This is a celebratory week. Sure, it’s the beginning of 2016 but that’s not what I mean. (I believe that we actually have the capacity to start anew whenever we want if we allow ourselves the time, space and intention to do so. So New Year’s doesn’t resonate with me that much). This week is more exciting than a new year. This week is the restart of my life as I knew it pre-cancer. The restart of my life as woman who, rather than letting toxins have their way with my body and cells every two-weeks, can build immunity and cultivate strength in my body, mind and soul that will grow and last.
This is the week that I have my twelfth and LAST chemo treatment.
I’ll repeat it, a little louder in case you missed it. THIS is the week I have my LAST CHEMO TREATMENT. I gotta say, I can’t believe I made it.
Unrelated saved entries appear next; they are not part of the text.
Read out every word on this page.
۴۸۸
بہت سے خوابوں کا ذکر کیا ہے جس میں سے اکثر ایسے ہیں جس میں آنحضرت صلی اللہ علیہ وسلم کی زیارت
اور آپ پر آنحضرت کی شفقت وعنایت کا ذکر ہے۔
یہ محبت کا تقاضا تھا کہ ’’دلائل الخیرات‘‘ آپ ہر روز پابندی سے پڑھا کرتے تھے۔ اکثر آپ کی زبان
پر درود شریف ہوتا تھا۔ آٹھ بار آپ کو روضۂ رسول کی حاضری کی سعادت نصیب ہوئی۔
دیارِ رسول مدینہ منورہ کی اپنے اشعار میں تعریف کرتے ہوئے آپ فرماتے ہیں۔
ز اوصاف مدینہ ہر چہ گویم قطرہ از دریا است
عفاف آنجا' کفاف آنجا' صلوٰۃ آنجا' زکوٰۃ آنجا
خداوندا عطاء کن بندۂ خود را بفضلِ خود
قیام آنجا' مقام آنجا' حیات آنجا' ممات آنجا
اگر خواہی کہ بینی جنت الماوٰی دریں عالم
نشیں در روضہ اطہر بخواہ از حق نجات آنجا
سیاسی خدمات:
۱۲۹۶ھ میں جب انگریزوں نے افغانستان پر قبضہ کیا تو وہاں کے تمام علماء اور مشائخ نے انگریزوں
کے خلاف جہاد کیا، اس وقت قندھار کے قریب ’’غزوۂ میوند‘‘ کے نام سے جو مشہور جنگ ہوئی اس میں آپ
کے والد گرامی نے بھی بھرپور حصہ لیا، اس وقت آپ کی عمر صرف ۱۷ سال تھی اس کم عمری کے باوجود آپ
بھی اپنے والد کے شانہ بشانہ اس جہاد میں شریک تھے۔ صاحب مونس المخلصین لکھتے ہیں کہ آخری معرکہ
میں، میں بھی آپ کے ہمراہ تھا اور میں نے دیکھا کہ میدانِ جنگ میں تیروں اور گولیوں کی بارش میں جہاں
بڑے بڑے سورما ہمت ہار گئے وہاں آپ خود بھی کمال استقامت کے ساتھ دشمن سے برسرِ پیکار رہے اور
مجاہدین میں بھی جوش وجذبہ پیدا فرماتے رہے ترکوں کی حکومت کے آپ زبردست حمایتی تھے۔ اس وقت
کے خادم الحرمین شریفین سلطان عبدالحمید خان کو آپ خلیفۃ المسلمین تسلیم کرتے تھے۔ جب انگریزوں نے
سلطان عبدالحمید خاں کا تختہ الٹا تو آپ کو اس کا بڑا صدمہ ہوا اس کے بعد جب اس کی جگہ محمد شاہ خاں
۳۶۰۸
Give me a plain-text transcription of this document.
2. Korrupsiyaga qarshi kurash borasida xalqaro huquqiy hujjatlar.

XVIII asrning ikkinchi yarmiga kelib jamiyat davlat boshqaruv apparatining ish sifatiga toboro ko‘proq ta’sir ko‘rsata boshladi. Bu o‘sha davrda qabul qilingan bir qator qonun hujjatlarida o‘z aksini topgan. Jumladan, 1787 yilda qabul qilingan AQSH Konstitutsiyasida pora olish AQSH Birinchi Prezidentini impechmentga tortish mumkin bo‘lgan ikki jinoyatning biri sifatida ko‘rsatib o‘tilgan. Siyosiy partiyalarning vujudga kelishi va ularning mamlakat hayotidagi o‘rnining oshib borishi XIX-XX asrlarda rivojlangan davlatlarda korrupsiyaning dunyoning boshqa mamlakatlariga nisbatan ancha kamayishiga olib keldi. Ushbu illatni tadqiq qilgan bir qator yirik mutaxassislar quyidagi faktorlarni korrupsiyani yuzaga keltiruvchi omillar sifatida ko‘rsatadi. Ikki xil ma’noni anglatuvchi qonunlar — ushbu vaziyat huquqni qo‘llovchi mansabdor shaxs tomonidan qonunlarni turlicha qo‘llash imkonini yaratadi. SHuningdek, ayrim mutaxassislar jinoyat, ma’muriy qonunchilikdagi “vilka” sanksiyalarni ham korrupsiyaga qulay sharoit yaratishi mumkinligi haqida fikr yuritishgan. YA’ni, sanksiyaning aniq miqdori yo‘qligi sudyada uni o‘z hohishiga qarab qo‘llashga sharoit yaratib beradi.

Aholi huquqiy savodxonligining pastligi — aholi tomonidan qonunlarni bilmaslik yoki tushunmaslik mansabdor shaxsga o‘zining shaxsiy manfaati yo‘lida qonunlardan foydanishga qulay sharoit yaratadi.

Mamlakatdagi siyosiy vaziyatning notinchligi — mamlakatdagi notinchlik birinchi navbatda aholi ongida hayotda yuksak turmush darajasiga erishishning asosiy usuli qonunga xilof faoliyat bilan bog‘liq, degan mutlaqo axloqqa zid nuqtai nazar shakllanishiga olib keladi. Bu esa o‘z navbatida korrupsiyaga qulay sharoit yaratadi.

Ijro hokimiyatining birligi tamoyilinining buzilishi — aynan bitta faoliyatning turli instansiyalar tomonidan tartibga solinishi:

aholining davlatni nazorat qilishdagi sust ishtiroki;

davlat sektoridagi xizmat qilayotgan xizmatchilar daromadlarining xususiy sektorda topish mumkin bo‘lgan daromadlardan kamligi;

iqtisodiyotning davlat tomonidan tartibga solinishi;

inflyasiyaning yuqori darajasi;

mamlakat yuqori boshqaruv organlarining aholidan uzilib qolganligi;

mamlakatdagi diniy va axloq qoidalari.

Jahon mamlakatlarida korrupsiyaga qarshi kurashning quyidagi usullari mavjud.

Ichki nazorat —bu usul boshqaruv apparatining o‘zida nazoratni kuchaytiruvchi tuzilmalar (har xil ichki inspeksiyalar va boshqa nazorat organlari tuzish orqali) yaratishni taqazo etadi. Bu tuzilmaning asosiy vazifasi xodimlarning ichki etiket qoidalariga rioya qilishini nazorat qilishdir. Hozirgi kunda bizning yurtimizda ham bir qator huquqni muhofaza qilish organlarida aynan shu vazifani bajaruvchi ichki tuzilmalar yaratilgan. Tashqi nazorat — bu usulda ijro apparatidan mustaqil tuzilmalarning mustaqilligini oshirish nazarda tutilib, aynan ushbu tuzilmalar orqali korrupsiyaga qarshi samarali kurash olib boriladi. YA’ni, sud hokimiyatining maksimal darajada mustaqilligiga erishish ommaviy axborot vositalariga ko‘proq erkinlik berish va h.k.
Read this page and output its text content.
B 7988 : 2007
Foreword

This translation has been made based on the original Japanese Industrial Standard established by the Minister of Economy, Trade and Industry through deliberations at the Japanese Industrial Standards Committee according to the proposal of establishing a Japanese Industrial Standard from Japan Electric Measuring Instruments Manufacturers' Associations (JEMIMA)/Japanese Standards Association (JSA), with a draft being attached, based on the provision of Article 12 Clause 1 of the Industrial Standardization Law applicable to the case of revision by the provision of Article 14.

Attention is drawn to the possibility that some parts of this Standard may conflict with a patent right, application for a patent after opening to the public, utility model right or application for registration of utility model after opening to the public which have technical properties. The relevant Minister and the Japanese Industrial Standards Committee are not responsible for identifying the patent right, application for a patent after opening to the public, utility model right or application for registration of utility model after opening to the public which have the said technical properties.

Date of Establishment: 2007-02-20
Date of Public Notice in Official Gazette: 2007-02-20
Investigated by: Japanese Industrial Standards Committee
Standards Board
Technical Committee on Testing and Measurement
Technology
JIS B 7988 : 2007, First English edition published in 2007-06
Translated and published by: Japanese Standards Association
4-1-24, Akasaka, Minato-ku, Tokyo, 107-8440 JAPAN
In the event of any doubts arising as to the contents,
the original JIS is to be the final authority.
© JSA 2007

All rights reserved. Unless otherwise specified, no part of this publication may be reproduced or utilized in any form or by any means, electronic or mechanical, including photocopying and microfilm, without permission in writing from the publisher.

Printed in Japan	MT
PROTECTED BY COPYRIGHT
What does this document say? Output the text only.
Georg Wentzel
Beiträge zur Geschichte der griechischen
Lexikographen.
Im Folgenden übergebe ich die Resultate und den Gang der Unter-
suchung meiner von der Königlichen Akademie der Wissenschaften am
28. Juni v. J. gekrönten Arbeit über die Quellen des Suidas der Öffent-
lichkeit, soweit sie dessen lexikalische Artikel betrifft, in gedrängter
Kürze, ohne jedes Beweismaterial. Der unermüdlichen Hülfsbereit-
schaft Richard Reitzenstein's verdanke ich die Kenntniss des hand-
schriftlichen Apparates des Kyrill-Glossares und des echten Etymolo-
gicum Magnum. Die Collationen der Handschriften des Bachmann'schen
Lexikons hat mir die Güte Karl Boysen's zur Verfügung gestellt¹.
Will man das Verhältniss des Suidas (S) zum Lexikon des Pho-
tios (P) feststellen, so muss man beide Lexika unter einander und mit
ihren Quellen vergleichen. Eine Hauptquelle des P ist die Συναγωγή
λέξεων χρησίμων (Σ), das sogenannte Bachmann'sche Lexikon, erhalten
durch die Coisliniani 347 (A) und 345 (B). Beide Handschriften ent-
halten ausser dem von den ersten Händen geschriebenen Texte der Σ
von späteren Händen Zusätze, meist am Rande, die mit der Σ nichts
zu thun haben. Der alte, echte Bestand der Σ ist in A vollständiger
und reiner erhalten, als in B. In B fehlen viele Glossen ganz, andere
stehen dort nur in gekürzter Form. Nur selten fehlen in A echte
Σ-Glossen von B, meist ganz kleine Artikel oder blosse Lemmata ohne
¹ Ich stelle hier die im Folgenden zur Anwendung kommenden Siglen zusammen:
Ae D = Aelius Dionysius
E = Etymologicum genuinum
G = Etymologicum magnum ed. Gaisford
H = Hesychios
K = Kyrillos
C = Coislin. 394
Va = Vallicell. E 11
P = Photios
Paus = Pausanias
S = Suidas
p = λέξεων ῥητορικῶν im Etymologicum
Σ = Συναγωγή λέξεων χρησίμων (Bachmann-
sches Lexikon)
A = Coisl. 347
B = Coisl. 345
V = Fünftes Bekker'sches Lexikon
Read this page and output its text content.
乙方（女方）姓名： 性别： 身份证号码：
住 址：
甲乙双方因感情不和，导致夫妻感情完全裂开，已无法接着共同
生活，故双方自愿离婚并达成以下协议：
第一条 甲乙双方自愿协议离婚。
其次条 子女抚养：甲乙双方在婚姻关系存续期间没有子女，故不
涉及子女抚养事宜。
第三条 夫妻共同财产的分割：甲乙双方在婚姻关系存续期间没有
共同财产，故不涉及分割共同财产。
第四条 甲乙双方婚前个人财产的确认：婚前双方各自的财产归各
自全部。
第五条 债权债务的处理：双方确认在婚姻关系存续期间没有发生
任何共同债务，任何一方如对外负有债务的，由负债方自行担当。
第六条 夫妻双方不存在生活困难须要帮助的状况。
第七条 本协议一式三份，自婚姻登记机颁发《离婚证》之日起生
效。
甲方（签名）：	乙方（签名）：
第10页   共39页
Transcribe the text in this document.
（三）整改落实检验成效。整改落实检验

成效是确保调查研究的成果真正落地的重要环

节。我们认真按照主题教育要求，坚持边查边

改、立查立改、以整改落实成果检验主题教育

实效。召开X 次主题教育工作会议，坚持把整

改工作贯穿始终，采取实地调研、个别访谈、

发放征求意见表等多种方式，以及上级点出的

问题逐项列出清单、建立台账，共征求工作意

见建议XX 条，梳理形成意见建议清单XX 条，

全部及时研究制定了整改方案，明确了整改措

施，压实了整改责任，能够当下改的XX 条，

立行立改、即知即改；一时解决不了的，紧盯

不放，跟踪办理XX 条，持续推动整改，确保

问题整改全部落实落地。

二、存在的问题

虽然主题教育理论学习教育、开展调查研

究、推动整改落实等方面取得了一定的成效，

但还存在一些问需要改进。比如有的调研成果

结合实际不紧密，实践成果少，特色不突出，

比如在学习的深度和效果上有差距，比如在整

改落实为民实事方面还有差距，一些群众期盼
This 24-weeks seems to have taken about 4 years to go by.
Yet, even as we get closer to putting the cancer behind us, the life lessons continue to arrive.
Thursday night I got a nasty head cold. Ironically, other than the couple hospital visits I had early on in the treatments, this is the worst I’ve felt since being diagnosed with cancer. Being sick on top of being sick is a funny lesson on perspective. I’m not a very good patient (Steve can attest at length if you need detail) so being bed ridden doesn’t work for me too well. After spending the last two and a half days in bed or on the couch, I insisted on taking a walk.
Three Eastern Bluebirds hopped along the pond as I walked by. These birds are a vibrant shimmery blue with a bronze chest. Their calm and playful presence despite the freezing temperatures reminds me to laugh and relax.
Vida and Sadie nearly barrel rolled me as they sped after a vole beneath the snow cover. These beings, whether sleeping or walking – are a constant by my side. They teach me what devotion means.
Animal tracks in the snow – a cat, a deer, a vole, a human. Lesson in perseverance. Giving up is never an option.
The wind blows snow into face, causing my eyes to water. Yet in between the strong gusts, the air is calm – almost perfectly still. I pause as I am reminded once again that the only thing that is ever constant is change.
Before circling back home, I walk up to Steve, who despite the cold weather, is not wearing gloves or a jacket. He is in the middle of an annual pre-winter chore we usually do together; cleaning out a 5 inch thick layer of poop covered straw from the duck house. Once the straw is out, he will add a little extra wind protection to the doors and set-up the house in it’s winter location in the woods. Steve’s body is strong and resilient. His hands are weathered from working outside. The cold fuels him to work efficiently so he stays warm and gets the job done. His stamina and dedication to our animals reminds me of what I will be capable of again.
And I am reminded that my love for this earth, for our land, for our home and all beings that reside here has not subsided. Cancer has squashed my spirit at times, but I am reminded that the spark is still there. I have learned to listen in ways my soul never knew before. And I am reminded that after this week, I can begin to build my flame again – for real. For, it won’t be squashed in two-weeks.